Se echó hacia atrás y esperó, con la mirada fija en la misa que se desarrollaba a sus pies. Las voces fluctuaban, los celebrantes se movían entre el incienso con ritmos nada terrenales, como participantes en un sueño ajeno. Caras negras, manos negras, voces negras, atrapadas en los gestos de un credo extranjero. Tendrían que haber estado bailando, pensaba Reuben, tendría que haber tambores. Dios no debería ser tan remoto, su hijo tan etéreo, ni sus manifestaciones tan parsimoniosas ni tan contenidas.
Pero al fin acabó. El obispo completó el rito de la absolución, los concelebrantes se dispersaron. Se hizo el silencio en la catedral, un silencio expectante.

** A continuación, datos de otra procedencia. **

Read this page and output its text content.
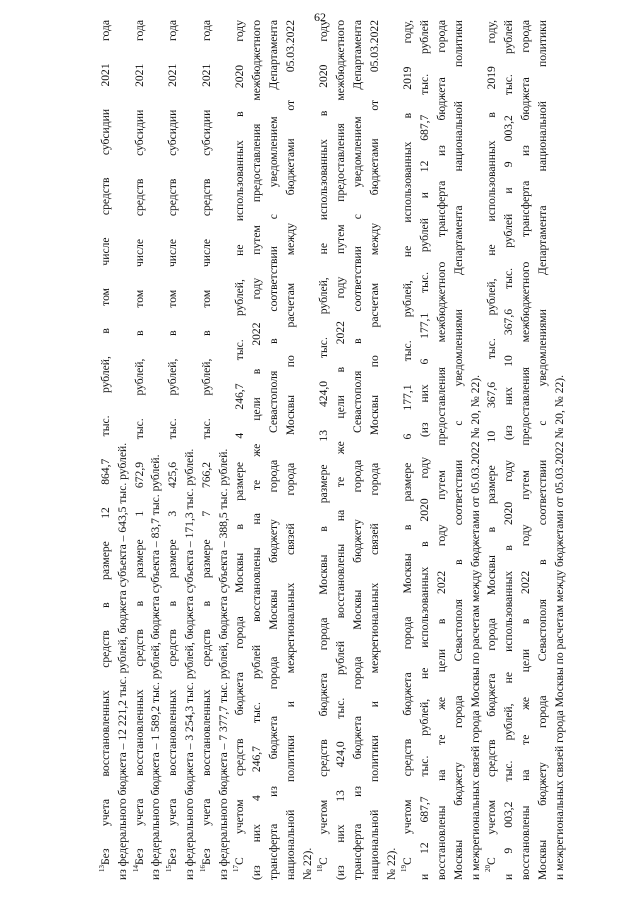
62
$^{13}$Без учета восстановленных средств в размере 12 864,7 тыс. рублей, в том числе средств субсидии 2021 года из федерального бюджета – 12 221,2 тыс. рублей, бюджета субъекта – 643,5 тыс. рублей. $^{14}$Без учета восстановленных средств в размере 1 672,9 тыс. рублей, в том числе средств субсидии 2021 года из федерального бюджета – 1 589,2 тыс. рублей, бюджета субъекта – 83,7 тыс. рублей. $^{15}$Без учета восстановленных средств в размере 3 425,6 тыс. рублей, в том числе средств субсидии 2021 года из федерального бюджета – 3 254,3 тыс. рублей, бюджета субъекта – 171,3 тыс. рублей. $^{16}$Без учета восстановленных средств в размере 7 766,2 тыс. рублей, в том числе средств субсидии 2021 года из федерального бюджета – 7 377,7 тыс. рублей, бюджета субъекта – 388,5 тыс. рублей. $^{17}$С учетом средств бюджета города Москвы в размере 4 246,7 тыс. рублей, не использованных в 2020 году (из них 4 246,7 тыс. рублей восстановлены на те же цели в 2022 году путем предоставления межбюджетного трансферта из бюджета города Москвы бюджету города Севастополя в соответствии с уведомлением Департамента национальной политики и межрегиональных связей города Москвы по расчетам между бюджетами от 05.03.2022 № 22). $^{18}$С учетом средств бюджета города Москвы в размере 13 424,0 тыс. рублей, не использованных в 2020 году (из них 13 424,0 тыс. рублей восстановлены на те же цели в 2022 году путем предоставления межбюджетного трансферта из бюджета города Москвы бюджету города Севастополя в соответствии с уведомлением Департамента национальной политики и межрегиональных связей города Москвы по расчетам между бюджетами от 05.03.2022 № 22). $^{19}$С учетом средств бюджета города Москвы в размере 6 177,1 тыс. рублей, не использованных в 2019 году, и 12 687,7 тыс. рублей, не использованных в 2020 году (из них 6 177,1 тыс. рублей и 12 687,7 тыс. рублей восстановлены на те же цели в 2022 году путем предоставления межбюджетного трансферта из бюджета города Москвы бюджету города Севастополя в соответствии с уведомлениями Департамента национальной политики и межрегиональных связей города Москвы по расчетам между бюджетами от 05.03.2022 № 20, № 22). $^{20}$С учетом средств бюджета города Москвы в размере 10 367,6 тыс. рублей, не использованных в 2019 году, и 9 003,2 тыс. рублей, не использованных в 2020 году (из них 10 367,6 тыс. рублей и 9 003,2 тыс. рублей восстановлены на те же цели в 2022 году путем предоставления межбюджетного трансферта из бюджета города Москвы бюджету города Севастополя в соответствии с уведомлениями Департамента национальной политики и межрегиональных связей города Москвы по расчетам между бюджетами от 05.03.2022 № 20, № 22).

En el altar, físicamente intacto, el cuerpo de Valris permanecía inerte en su ataúd cargado de flores, un testimonio silencioso de la dureza del mundo externo.
Reuben vio que Cicerón se levantaba y subía los escalones del altar. El presidente resultaba un hombre pequeño y cansado, con ojos tristes, al que nadie quería. Se puso de cara a la congregación permaneciendo en silencio durante lo que pareció ser mucho tiempo. Alguien tosió. Otro se aclaró la garganta. Cicéron empezó a hablar, palabras sencillas en criollo, el elogio de un hombre al que no había querido. Reuben no entendía ni una palabra. No importaba.
Reuben apuntó a la cabeza de Cicerón, un milímetro por encima de la pared. Estaba de lado, pero no importaba: a esa distancia un tiro bien colocado sería mortal. Era fácil hacerlo. Pensó en Danny, en su padre, su madre, Devorah, todos los muertos y los casi muertos. Pensó en Davita. Pensó en el agujero. Suavemente, cerró los ojos y recitó las primeras palabras del kaddish.
—Que su gran nombre sea ensalzado y adorado en el mundo que Él ha creado según su voluntad.
Abrió los ojos y volvió a apuntar. ¿A él qué le importaba Cicerón? Dejó el rifle en el suelo. Era imposible. Él no era un asesino.
Un segundo más tarde se oyó un sonoro disparo.